(Newser)
“Millie Hughes-Fulford, an astronaut and scientist who became the first payload to fly into space for NASA, died last week after years of fighting cancer,” her family said. He was 75 years old. Hughes-Fulford was selected by NASA for its astronaut program in 1983 and in June 1991 spent nine days in orbit on the Columbia shuttle, conducting experiments on the effect of space travel on humans as part of the agency’s first mission, STS- 40. She and her crew have circled the Earth 146 times, the AP reports. The research shaped the rest of her career and, upon her return, established the Hughes-Fulford Laboratory at the San Francisco VA Healthcare System, which worked to understand the mechanisms that regulate cell growth in mammals. “She returned to her world as a scientist and carried this experience of flying in space and became a unique filter through which she went through all her scientific work,” said Dr. Mike Barratt, a NASA flight surgeon assigned to Columbia.

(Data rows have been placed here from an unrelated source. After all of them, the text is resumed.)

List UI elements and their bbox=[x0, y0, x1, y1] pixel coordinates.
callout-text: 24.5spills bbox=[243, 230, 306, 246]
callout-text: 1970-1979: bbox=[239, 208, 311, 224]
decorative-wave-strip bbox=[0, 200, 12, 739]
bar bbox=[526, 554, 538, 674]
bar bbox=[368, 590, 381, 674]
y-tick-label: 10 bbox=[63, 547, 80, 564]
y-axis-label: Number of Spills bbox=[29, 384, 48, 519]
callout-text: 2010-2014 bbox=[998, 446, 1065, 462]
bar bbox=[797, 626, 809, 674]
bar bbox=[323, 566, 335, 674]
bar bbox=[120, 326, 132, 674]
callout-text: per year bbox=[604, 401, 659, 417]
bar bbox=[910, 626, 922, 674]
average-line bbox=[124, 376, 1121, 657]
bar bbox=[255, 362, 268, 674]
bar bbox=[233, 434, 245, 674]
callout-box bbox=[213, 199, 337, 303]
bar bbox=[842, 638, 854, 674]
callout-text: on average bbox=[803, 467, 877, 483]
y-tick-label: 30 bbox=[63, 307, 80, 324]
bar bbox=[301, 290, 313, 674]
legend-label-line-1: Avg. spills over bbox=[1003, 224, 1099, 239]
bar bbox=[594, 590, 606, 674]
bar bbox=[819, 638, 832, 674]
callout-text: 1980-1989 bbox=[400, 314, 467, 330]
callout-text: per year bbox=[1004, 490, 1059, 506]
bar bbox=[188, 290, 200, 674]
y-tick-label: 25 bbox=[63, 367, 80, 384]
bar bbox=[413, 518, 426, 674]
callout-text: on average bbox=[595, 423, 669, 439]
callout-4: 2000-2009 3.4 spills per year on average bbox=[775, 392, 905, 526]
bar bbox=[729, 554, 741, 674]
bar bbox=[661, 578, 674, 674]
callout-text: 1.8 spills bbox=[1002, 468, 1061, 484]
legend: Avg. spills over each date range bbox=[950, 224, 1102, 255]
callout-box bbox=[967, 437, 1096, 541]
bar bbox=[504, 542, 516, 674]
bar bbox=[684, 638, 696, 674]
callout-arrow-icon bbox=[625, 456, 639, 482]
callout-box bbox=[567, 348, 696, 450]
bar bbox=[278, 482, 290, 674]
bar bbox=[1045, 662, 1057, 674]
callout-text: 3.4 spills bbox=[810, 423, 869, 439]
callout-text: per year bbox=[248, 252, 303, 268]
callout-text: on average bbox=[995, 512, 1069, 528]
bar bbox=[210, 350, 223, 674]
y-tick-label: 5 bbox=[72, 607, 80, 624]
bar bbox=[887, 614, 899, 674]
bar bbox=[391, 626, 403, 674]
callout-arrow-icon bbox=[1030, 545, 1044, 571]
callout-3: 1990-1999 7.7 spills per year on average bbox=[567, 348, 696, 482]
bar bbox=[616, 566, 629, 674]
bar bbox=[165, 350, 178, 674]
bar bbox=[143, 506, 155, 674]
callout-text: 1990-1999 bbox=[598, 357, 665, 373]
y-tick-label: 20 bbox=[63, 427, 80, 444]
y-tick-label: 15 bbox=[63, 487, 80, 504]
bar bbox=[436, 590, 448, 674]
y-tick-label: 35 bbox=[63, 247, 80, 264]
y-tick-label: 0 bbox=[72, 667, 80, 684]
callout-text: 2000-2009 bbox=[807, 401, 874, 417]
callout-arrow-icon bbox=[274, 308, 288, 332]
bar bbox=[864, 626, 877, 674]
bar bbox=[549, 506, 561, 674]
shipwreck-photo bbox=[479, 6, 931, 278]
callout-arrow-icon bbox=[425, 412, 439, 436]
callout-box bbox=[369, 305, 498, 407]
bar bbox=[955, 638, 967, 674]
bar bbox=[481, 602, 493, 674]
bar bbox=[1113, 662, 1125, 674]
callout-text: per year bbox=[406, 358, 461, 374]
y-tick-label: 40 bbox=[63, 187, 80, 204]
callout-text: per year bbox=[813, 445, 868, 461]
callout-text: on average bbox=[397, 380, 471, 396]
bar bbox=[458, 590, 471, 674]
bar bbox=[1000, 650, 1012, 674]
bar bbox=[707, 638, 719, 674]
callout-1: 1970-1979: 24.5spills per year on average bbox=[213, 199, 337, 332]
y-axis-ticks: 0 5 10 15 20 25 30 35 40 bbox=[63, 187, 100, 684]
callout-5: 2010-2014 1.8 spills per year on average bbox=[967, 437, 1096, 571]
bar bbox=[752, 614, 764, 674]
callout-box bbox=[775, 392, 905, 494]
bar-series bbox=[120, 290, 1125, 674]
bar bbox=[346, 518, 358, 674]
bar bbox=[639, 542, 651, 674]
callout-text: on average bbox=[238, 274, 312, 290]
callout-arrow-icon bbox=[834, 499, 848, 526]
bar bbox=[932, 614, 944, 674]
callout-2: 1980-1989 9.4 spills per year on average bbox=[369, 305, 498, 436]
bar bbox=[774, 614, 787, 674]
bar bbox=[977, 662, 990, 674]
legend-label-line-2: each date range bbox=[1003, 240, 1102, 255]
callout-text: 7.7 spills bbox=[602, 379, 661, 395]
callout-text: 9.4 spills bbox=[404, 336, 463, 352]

“She told me that when she takes off in the shuttle she is not afraid at all,” said her niece. “He was logically thinking about the next pregnancy and that’s how he dealt with everything, including cancer.” Millie Elizabeth Hughes was born in 1945 in Mineral Wells, Texas. At age 16, she entered Tarleton State University, where she majored in chemistry and biology and was often the only woman in the class. The men did not appreciate her when she passed the exams, her niece said. After earning a doctorate in biochemistry, he applied for 100 academic jobs across the country and received four answers. He accepted a job as a lab. In 1978, Hughes-Fulford responded to a magazine ad seeking applicants to be the first woman in space. She reached the last 20, out of 8,000 candidates, before Sally Ride was elected, then went into space on Columbia as a researcher. “Millie has been a source of inspiration on so many levels, from the surface of the earth to the orbit of the earth,” said a colleague. “He infused every conversation with compassion, optimism, energy, humor and an unwavering confidence that a solution could be found.”